ユーザは、この磁気発生部99を天板上の任意の位置に配置することができるため、調理台ユニット領域Cとコンロ領域Bとを区別することなく、誘導加熱機器100と調理用機器との間で自由な配置のバリエーションを楽しむことが可能となる。
特開平5−184471号公報
特開2006−230516号公報
特開2006−230517号公報
以下、本発明を実施するための最良の形態として、飲食店や家庭等において食物を調理する際に適用されるシステムキッチンについて、図面を参照しながら詳細に説明する。
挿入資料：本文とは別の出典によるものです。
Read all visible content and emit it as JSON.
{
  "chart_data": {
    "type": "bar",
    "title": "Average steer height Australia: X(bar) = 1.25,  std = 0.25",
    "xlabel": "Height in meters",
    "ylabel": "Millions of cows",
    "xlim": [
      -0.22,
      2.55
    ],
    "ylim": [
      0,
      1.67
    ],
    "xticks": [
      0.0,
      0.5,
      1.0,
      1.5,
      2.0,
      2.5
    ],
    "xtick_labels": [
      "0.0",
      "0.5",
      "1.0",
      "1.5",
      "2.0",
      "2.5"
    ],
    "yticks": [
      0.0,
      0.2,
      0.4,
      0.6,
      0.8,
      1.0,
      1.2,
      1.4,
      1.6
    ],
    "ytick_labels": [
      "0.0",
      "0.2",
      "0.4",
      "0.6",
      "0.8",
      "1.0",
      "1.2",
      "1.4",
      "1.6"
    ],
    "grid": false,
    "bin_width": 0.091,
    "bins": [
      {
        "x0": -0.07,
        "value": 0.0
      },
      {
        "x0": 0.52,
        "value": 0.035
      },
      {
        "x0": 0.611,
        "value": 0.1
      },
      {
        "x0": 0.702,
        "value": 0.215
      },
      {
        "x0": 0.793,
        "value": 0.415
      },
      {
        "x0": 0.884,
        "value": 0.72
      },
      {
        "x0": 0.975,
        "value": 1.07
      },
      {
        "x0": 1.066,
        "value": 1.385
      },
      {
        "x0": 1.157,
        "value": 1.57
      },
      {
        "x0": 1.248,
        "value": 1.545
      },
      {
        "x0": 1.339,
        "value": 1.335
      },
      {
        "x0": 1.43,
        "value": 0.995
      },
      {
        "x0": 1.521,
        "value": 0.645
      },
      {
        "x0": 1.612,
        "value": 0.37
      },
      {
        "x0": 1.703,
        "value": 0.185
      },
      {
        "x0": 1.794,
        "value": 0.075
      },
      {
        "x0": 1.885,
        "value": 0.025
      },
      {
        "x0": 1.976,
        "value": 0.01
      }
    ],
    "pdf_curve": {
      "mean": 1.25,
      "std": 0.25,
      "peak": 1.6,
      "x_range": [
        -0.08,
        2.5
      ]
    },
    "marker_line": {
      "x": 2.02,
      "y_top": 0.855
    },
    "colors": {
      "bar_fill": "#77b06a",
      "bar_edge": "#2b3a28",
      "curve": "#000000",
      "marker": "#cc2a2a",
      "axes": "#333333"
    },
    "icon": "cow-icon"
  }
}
本発明を適用したシステムキッチン1は、少なくともワークトップ又はカウンター(以下、これらを天板という)を有するシステムキッチンであって、図1に示すように、キャビネット11と、このキャビネット11における上面を被覆する天板13と、この天板13に隣接する流し台領域Aにおいて形成されたシンク14と、シンク14に対して湯水を供給するための水栓15とを備えている。以下では、システムキッチン1を、キッチンの作業台を壁面から分離し、島(Island)型に設けたいわゆるアイランドキッチンとして適用する場合について説明をするが、かかる場合に限定されるものではなく、シンク、コンロのある作業台を1列に並べたいわゆる1列型キッチン、或いはシンク、コンロをL字型に並べたいわゆるL型キッチンとして適用するようにしてもよい。
キャビネット11は、例えば前面側に片開き可能に軸着されている図示しない扉や収納用引出を設けてもよく、これら各扉や収納用引出内には、主として台所用具や食器等を収納可能な棚やケース等を設けるようにしてもよい。
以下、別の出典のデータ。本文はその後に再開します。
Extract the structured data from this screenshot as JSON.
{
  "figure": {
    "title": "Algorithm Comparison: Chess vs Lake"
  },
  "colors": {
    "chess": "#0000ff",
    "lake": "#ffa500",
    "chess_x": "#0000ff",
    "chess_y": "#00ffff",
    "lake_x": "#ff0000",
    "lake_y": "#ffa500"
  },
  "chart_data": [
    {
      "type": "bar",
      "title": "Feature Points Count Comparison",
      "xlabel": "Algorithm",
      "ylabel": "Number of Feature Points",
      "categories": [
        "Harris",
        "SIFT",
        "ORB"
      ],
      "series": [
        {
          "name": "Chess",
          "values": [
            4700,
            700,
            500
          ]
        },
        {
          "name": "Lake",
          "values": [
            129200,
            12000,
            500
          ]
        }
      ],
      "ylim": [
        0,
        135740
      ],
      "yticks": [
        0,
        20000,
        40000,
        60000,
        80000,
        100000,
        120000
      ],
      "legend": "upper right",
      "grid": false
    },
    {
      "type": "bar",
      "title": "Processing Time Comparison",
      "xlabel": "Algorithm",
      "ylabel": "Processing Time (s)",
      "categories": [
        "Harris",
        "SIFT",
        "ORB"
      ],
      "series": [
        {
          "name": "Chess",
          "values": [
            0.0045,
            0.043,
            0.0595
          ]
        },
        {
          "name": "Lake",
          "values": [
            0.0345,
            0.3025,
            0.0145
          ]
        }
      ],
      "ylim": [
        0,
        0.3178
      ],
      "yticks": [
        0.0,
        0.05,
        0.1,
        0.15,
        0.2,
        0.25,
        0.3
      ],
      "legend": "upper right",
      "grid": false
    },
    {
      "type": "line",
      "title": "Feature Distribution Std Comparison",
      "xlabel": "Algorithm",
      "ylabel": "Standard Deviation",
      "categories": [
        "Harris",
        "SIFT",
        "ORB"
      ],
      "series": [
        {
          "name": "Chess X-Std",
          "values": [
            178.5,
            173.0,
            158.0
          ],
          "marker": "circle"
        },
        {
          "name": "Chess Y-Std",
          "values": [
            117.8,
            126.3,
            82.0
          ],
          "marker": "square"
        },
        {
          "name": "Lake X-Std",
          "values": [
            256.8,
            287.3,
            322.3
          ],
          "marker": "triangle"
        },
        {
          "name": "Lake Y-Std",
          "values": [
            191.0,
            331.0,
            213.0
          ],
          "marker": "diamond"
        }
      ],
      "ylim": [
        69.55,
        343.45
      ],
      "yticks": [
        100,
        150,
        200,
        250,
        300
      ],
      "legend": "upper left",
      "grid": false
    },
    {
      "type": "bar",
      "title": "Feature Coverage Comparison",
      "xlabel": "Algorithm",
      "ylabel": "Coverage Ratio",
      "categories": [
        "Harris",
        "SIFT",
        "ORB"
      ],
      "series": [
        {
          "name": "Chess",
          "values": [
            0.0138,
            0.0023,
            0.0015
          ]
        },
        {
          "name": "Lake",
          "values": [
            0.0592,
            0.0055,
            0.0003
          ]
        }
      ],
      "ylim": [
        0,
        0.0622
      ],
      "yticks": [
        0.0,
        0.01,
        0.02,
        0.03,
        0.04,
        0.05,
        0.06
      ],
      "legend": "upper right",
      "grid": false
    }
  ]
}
シンク14には、水切り用の凹み部等が形成されており、底面には排水口が設けられている。このシンク14において、凹み部並びに排水口は、プレス成形や注型成形、インジェクション成形等の方法により互いに一体に成形されている。シンク14の材質は、特に限定されるものではないが、耐熱性のある樹脂やステンレス鋼板等の金属を用いることも可能である。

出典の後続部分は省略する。